Monday, 21 January 2019

021: Ten Ragas to a Disco Beat, by Charanjit Singh

Charanjit Singh (India)
Ten Ragas to a Disco Beat (1982, reissued 2010)
10 tracks, 50 minutes
Spotify (not in the UK though) · YouTube · Boomkat

Acid house is often mentioned in relation to this album – the music contained within shares lots of similarities to acid house, not least the use of the TR-808 and TB-303 that provide the linchpin of the sound. It just so happens that Charanjit Singh’s music predated acid house by five years – this has led some hysterical commentators to suggest that this record shows ‘the invention’ of acid house and rewrites the history books, but really, this is something completely different.

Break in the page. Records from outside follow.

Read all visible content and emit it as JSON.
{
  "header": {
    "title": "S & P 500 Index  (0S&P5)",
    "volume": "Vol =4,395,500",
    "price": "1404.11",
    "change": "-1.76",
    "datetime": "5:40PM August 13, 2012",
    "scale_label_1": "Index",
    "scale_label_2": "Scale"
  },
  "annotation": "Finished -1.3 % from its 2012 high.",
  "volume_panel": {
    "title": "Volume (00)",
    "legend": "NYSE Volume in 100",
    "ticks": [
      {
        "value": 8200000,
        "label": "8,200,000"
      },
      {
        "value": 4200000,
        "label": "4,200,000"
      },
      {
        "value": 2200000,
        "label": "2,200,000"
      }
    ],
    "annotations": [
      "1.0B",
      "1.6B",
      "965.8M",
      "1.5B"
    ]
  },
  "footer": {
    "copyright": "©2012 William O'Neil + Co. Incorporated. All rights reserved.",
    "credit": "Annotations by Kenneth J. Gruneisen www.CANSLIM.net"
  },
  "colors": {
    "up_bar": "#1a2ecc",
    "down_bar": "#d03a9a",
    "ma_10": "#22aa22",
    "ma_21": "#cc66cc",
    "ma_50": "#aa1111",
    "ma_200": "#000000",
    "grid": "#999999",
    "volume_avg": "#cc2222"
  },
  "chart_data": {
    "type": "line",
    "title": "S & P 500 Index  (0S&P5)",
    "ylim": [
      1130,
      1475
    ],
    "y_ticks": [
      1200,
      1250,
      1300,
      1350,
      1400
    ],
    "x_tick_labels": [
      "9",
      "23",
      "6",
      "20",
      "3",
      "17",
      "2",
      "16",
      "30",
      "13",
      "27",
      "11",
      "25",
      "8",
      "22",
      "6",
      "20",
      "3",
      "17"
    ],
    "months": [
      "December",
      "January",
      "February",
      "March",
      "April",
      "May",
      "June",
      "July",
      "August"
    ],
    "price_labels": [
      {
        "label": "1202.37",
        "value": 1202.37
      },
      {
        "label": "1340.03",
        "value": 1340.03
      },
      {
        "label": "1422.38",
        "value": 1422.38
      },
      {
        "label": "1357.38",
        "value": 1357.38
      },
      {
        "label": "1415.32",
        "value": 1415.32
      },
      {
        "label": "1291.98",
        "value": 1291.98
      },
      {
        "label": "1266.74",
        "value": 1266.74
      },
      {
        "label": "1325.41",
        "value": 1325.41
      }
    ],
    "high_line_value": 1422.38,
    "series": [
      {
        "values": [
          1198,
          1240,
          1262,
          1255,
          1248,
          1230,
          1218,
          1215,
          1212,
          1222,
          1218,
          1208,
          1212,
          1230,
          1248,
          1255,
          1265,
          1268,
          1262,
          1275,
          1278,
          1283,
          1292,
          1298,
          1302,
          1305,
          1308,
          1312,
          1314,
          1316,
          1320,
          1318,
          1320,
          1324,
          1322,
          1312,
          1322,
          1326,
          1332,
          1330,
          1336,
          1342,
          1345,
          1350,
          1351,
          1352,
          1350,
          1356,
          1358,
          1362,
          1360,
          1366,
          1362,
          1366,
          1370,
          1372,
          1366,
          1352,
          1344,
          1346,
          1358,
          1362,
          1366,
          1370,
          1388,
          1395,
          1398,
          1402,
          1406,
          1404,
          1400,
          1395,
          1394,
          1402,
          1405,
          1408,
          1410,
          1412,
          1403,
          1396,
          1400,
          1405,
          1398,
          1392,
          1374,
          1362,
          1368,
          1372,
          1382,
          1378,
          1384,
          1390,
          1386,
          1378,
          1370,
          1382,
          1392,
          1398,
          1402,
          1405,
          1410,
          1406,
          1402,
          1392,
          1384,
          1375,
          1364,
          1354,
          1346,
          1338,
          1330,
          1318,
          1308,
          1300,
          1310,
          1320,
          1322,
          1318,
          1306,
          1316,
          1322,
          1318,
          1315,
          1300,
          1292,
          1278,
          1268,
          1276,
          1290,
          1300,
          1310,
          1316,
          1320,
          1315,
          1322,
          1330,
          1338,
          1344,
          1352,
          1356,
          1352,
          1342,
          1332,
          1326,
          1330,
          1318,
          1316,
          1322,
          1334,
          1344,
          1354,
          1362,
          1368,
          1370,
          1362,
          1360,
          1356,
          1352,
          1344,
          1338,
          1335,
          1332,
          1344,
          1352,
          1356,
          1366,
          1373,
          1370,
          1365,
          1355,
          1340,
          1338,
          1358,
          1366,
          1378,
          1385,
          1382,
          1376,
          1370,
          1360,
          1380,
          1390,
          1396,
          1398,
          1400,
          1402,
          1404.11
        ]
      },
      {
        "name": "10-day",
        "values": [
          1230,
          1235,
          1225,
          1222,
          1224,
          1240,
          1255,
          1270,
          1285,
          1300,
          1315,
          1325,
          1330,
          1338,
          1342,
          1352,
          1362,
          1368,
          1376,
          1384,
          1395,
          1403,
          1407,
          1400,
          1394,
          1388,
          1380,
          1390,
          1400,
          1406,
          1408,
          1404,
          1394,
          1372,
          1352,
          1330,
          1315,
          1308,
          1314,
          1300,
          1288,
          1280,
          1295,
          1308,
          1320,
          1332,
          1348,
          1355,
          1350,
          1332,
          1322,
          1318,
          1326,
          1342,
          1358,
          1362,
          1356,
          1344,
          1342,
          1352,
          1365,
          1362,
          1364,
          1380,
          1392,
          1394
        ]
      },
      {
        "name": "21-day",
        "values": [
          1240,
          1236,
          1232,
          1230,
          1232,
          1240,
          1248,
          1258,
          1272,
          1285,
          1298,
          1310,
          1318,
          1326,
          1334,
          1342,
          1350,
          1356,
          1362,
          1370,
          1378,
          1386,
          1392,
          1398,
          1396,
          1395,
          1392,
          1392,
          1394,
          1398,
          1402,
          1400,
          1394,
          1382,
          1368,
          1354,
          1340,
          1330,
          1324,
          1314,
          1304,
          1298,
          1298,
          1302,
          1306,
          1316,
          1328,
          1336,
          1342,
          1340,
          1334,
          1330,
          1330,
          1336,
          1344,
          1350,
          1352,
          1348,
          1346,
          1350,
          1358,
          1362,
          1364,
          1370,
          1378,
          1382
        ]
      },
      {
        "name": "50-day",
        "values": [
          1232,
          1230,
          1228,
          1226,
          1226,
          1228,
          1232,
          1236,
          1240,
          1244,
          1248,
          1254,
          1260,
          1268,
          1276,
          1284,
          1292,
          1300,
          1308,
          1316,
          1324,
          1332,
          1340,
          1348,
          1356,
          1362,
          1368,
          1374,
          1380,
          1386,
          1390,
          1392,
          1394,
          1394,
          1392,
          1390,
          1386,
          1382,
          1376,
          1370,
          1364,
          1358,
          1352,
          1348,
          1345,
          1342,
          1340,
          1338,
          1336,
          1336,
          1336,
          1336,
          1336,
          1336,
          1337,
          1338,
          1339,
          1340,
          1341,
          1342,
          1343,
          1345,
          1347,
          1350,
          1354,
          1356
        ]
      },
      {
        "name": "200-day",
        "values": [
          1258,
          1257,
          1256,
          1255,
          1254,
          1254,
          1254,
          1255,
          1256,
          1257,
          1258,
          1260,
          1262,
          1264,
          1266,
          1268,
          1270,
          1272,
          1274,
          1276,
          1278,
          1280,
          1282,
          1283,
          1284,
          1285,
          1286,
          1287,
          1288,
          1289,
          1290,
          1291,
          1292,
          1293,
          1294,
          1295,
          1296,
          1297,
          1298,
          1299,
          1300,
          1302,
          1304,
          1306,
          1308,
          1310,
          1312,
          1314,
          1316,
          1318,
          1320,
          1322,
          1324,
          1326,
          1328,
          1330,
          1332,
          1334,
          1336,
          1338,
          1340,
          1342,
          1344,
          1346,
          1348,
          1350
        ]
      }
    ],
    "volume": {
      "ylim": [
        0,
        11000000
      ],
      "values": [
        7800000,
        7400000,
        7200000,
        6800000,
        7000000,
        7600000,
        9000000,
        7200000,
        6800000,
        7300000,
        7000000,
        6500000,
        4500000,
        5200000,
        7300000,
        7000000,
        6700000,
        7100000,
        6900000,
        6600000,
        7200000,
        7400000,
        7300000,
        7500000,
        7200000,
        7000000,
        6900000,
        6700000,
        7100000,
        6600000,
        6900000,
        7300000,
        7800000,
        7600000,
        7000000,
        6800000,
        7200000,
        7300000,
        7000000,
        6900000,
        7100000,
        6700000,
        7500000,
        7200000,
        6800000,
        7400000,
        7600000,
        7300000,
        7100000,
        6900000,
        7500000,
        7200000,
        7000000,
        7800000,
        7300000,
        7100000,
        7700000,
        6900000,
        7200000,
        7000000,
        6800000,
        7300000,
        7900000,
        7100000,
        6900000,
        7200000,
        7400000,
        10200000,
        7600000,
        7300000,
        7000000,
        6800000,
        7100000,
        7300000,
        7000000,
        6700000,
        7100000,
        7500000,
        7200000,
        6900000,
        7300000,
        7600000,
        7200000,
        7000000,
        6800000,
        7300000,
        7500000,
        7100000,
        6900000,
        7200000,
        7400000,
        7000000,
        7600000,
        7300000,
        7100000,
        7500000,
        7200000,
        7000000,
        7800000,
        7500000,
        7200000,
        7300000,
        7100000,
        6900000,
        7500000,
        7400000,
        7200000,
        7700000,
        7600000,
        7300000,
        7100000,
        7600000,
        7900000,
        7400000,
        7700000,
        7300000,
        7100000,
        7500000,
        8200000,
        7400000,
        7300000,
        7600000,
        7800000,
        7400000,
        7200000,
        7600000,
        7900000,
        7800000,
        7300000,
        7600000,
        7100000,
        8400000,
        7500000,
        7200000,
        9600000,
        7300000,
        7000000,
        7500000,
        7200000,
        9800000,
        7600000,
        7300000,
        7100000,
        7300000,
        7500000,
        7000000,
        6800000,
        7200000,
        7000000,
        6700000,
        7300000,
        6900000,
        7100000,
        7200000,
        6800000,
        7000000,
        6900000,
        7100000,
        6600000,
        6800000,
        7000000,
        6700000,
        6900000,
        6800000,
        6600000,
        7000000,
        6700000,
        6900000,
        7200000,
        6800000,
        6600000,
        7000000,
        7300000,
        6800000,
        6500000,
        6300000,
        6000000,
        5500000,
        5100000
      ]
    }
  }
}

I mean, he says it right there in the title: this is ten ragas - Indian classic melodic modes and associated performance rules - played to a disco beat. Disco was big in Bollywood at the time, and Charanjit had been messing around with his fancy synthesisers for long enough to actually use them together convincingly. Instead of record a straight-up disco album, he lugged his synths to the studio, programmed in his ragas and jammed for five minutes each. The subsequent record did not sell well, and Charanjit carried on his way as a reasonably successful session musician, sometimes-composer and hobbyist synth-wrangler. And that’s how it stayed until the record was ‘rediscovered’ by some Dutch blokes in the 2000s and eventually reissued to huge acclaim in 2010, allowing Charanjit to tour the world until his death in 2015.

It’s a fun story, and quite a familiar one that seems to come around every few years with different artists, but the main draw of this one for me is literally just how it sounds. We’ve already established that I love loops and repetition, and they make the basis of this record. Add on the retro synths playing in all these interesting scales and patterns and it’s intoxicating. Okay, it does sound quite a bit like acid house, but if history had pinged off in a different direction at some point. This is one of those ones that will stick in your head; not necessarily the melodies themselves, but the vibes it creates, with your brain filling in the blanks and improvising to itself for hours.

In the end, it does have a very filmic quality to it, and I would love to see a retro technofuture cyberpunk sort of thing with this as the soundtrack. An Indian Akira, something like that. In fact, now I just want to see that.

(I have to dedicate this one to Stephen, astral voyager and gonest cat as he is, for hipping me to this one in the first place – cheers!)